The Boehner ploy has split the pro-Israel community down the middle, with such stalwarts as the Anti-Defamation League's Abe Foxman denouncing it as "ill-advised" and former US Ambassador to Israel Martin Indyk -- founder of the staunchly pro-Israel Saban Center at the Brookings Institution -- saying:
"Netanyahu is using the Republican Congress for a photo-op for his election campaign, and the Republicans are using Bibi for their campaign against Obama. Unfortunately, the US relationship will take the hit.

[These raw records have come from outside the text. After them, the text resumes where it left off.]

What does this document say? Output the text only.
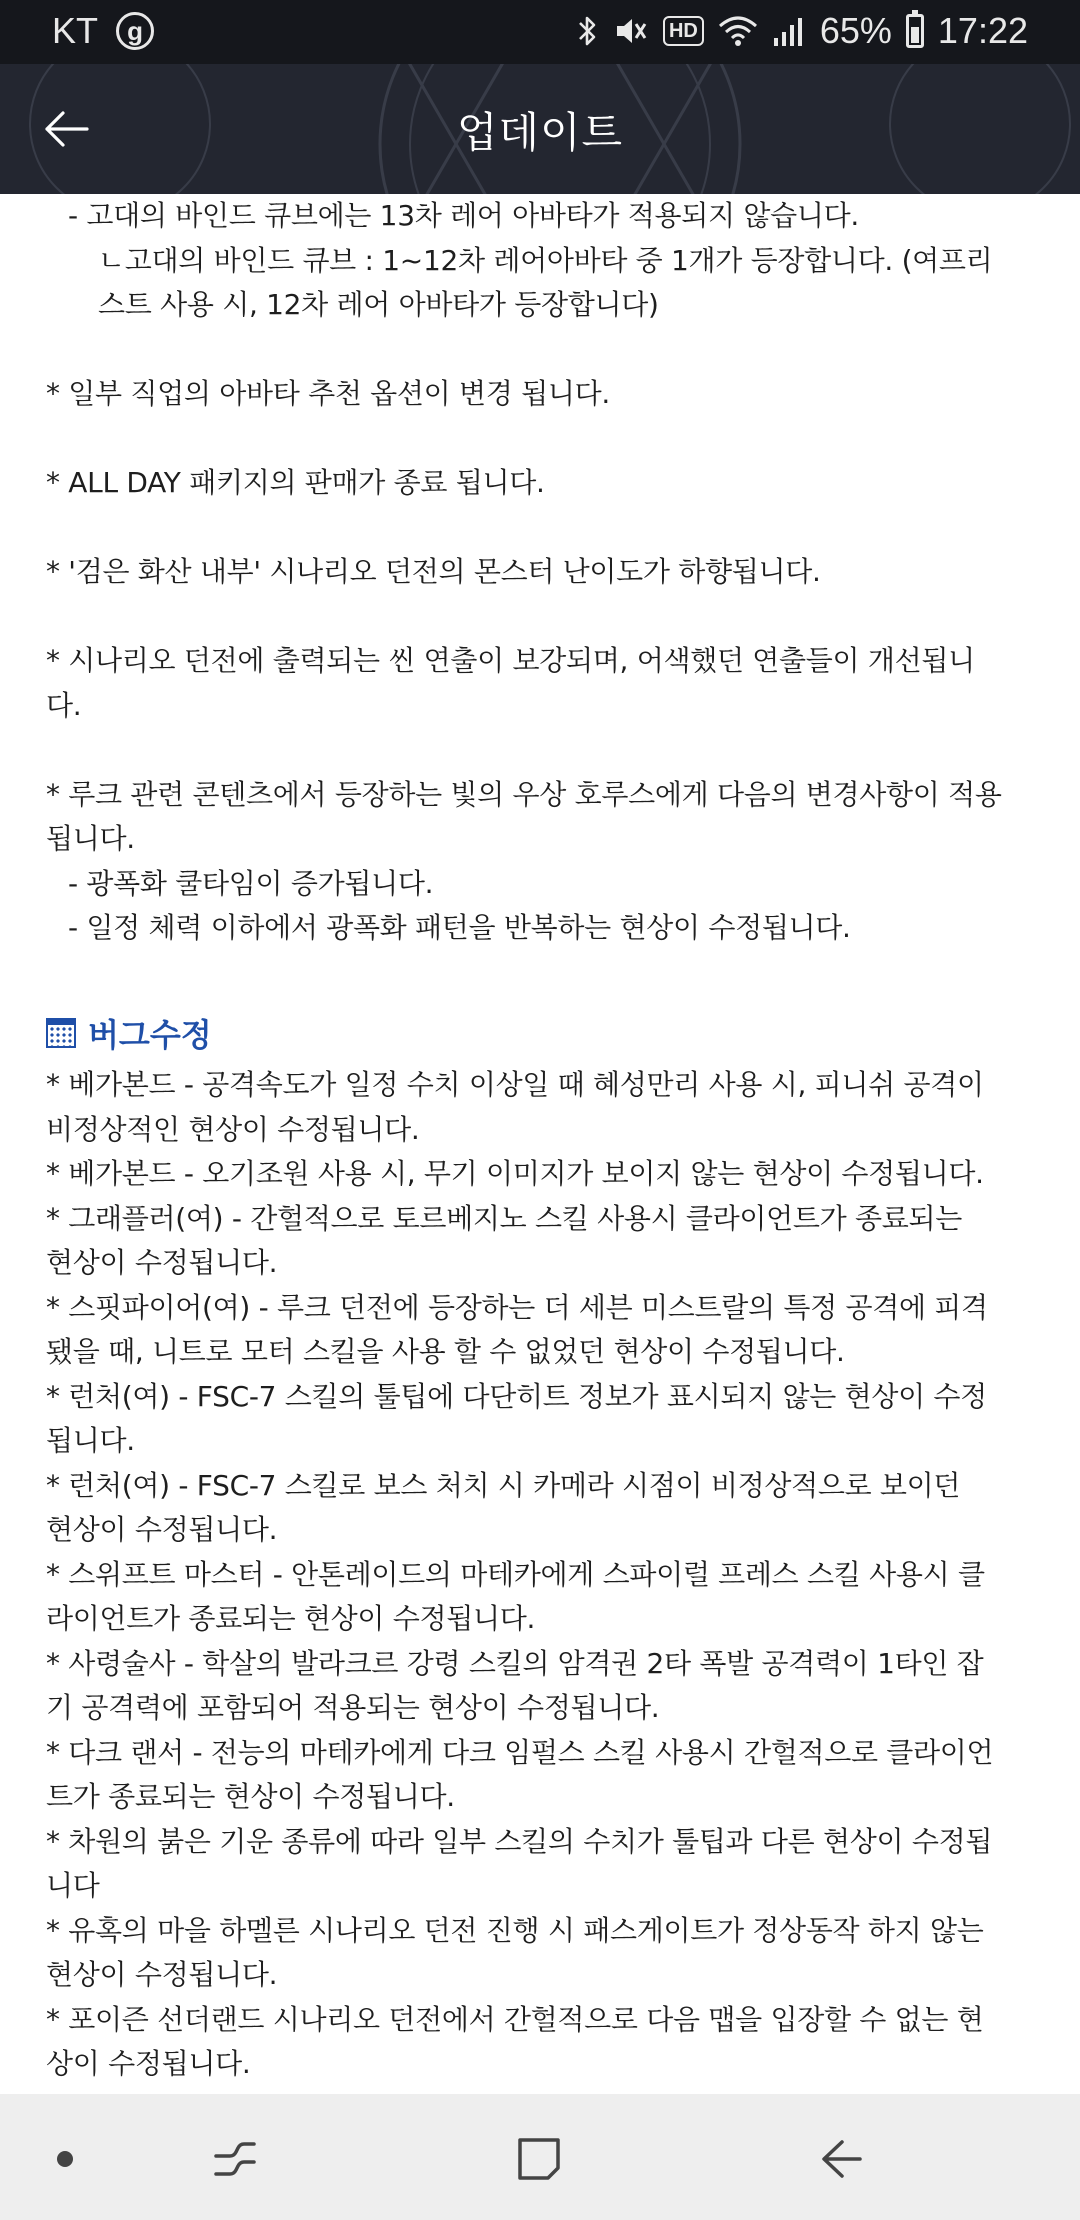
KT	g	HD	65% 17:22
업데이트
- 고대의 바인드 큐브에는 13차 레어 아바타가 적용되지 않습니다.
ㄴ고대의 바인드 큐브 : 1~12차 레어아바타 중 1개가 등장합니다. (여프리
스트 사용 시, 12차 레어 아바타가 등장합니다)
* 일부 직업의 아바타 추천 옵션이 변경 됩니다.
* ALL DAY 패키지의 판매가 종료 됩니다.
* '검은 화산 내부' 시나리오 던전의 몬스터 난이도가 하향됩니다.
* 시나리오 던전에 출력되는 씬 연출이 보강되며, 어색했던 연출들이 개선됩니
다.
* 루크 관련 콘텐츠에서 등장하는 빛의 우상 호루스에게 다음의 변경사항이 적용
됩니다.
- 광폭화 쿨타임이 증가됩니다.
- 일정 체력 이하에서 광폭화 패턴을 반복하는 현상이 수정됩니다.
버그수정
* 베가본드 - 공격속도가 일정 수치 이상일 때 혜성만리 사용 시, 피니쉬 공격이
비정상적인 현상이 수정됩니다.
* 베가본드 - 오기조원 사용 시, 무기 이미지가 보이지 않는 현상이 수정됩니다.
* 그래플러(여) - 간헐적으로 토르베지노 스킬 사용시 클라이언트가 종료되는
현상이 수정됩니다.
* 스핏파이어(여) - 루크 던전에 등장하는 더 세븐 미스트랄의 특정 공격에 피격
됐을 때, 니트로 모터 스킬을 사용 할 수 없었던 현상이 수정됩니다.
* 런처(여) - FSC-7 스킬의 툴팁에 다단히트 정보가 표시되지 않는 현상이 수정
됩니다.
* 런처(여) - FSC-7 스킬로 보스 처치 시 카메라 시점이 비정상적으로 보이던
현상이 수정됩니다.
* 스위프트 마스터 - 안톤레이드의 마테카에게 스파이럴 프레스 스킬 사용시 클
라이언트가 종료되는 현상이 수정됩니다.
* 사령술사 - 학살의 발라크르 강령 스킬의 암격권 2타 폭발 공격력이 1타인 잡
기 공격력에 포함되어 적용되는 현상이 수정됩니다.
* 다크 랜서 - 전능의 마테카에게 다크 임펄스 스킬 사용시 간헐적으로 클라이언
트가 종료되는 현상이 수정됩니다.
* 차원의 붉은 기운 종류에 따라 일부 스킬의 수치가 툴팁과 다른 현상이 수정됩
니다
* 유혹의 마을 하멜른 시나리오 던전 진행 시 패스게이트가 정상동작 하지 않는
현상이 수정됩니다.
* 포이즌 선더랜드 시나리오 던전에서 간헐적으로 다음 맵을 입장할 수 없는 현
상이 수정됩니다.
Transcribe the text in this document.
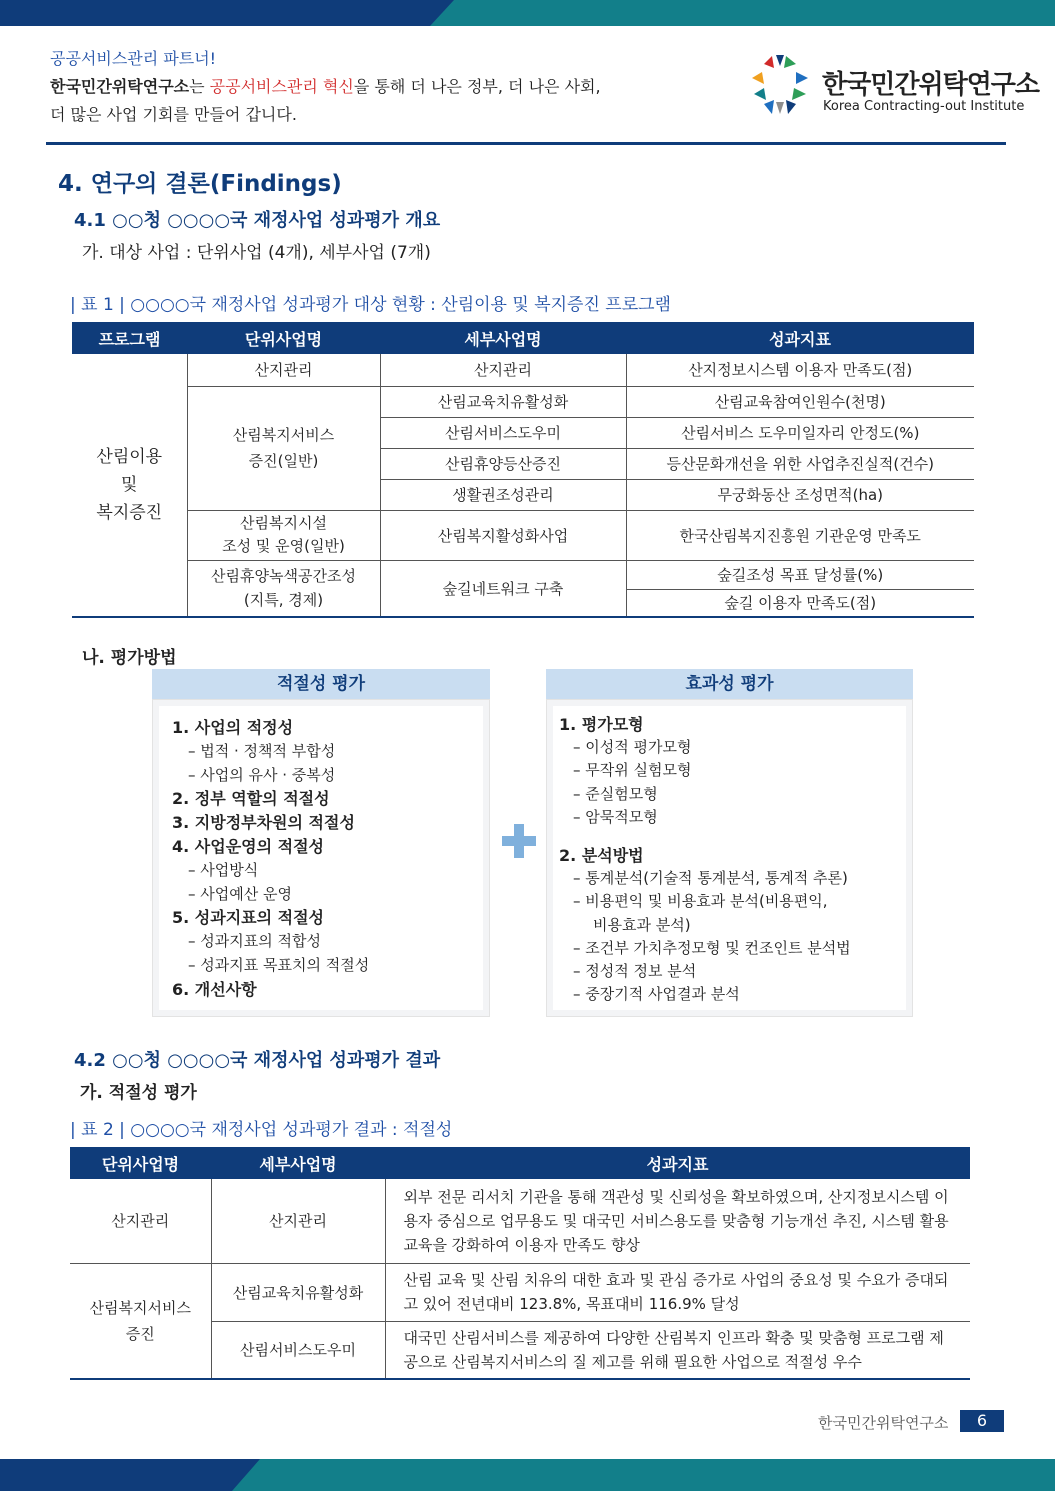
공공서비스관리 파트너!
한국민간위탁연구소는 공공서비스관리 혁신을 통해 더 나은 정부, 더 나은 사회,
더 많은 사업 기회를 만들어 갑니다.
한국민간위탁연구소
Korea Contracting-out Institute
4. 연구의 결론(Findings)
4.1 ○○청 ○○○○국 재정사업 성과평가 개요
가. 대상 사업 : 단위사업 (4개), 세부사업 (7개)
| 표 1 | ○○○○국 재정사업 성과평가 대상 현황 : 산림이용 및 복지증진 프로그램
프로그램	단위사업명	세부사업명	성과지표
산림이용
및
복지증진	산지관리	산지관리	산지정보시스템 이용자 만족도(점)
	산림복지서비스
증진(일반)	산림교육치유활성화	산림교육참여인원수(천명)
		산림서비스도우미	산림서비스 도우미일자리 안정도(%)
		산림휴양등산증진	등산문화개선을 위한 사업추진실적(건수)
		생활권조성관리	무궁화동산 조성면적(ha)
	산림복지시설
조성 및 운영(일반)	산림복지활성화사업	한국산림복지진흥원 기관운영 만족도
	산림휴양녹색공간조성
(지특, 경제)	숲길네트워크 구축	숲길조성 목표 달성률(%)
			숲길 이용자 만족도(점)
나. 평가방법
적절성 평가
1. 사업의 적정성
– 법적 · 정책적 부합성
– 사업의 유사 · 중복성
2. 정부 역할의 적절성
3. 지방정부차원의 적절성
4. 사업운영의 적절성
– 사업방식
– 사업예산 운영
5. 성과지표의 적절성
– 성과지표의 적합성
– 성과지표 목표치의 적절성
6. 개선사항
효과성 평가
1. 평가모형
– 이성적 평가모형
– 무작위 실험모형
– 준실험모형
– 암묵적모형
2. 분석방법
– 통계분석(기술적 통계분석, 통계적 추론)
– 비용편익 및 비용효과 분석(비용편익,
비용효과 분석)
– 조건부 가치추정모형 및 컨조인트 분석법
– 정성적 정보 분석
– 중장기적 사업결과 분석
4.2 ○○청 ○○○○국 재정사업 성과평가 결과
가. 적절성 평가
| 표 2 | ○○○○국 재정사업 성과평가 결과 : 적절성
단위사업명	세부사업명	성과지표
산지관리	산지관리	외부 전문 리서치 기관을 통해 객관성 및 신뢰성을 확보하였으며, 산지정보시스템 이용자 중심으로 업무용도 및 대국민 서비스용도를 맞춤형 기능개선 추진, 시스템 활용 교육을 강화하여 이용자 만족도 향상
산림복지서비스
증진	산림교육치유활성화	산림 교육 및 산림 치유의 대한 효과 및 관심 증가로 사업의 중요성 및 수요가 증대되고 있어 전년대비 123.8%, 목표대비 116.9% 달성
	산림서비스도우미	대국민 산림서비스를 제공하여 다양한 산림복지 인프라 확충 및 맞춤형 프로그램 제공으로 산림복지서비스의 질 제고를 위해 필요한 사업으로 적절성 우수
한국민간위탁연구소	6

It would be far wiser for us to stay out of their politics and for them to stay out of ours."
The shock waves are extending in all directions in response to this act of political sabotage, reaching even the far-right shores of Fox News, where anchors Chris Wallace and Shepherd Smith engaged in a most unusual dialogue, pillorying the usually sacrosanct Israelis. In response to a reading of the above Indyk quote, Wallace averred:
"And to make you get a sense of really how, forgive me, wicked, this whole thing is, the Secretary of State John Kerry met with the Israeli Ambassador to the United States for two hours on Tuesday, Ron Dermer, the [Israeli] ambassador, never mentioned the fact that Netanyahu was in negotiations and finally agreed to come to Washington, not to see the president, but to go to Capitol Hill, speak to a joint session of congress and criticize the president's policy. I have to say I'm shocked."
Digging the dagger in a little deeper, Smith commented that "it seems like [the Israelis] think we don't pay attention and that we're just a bunch of complete morons, the United States citizens, as if we wouldn't pick up on what's happening here."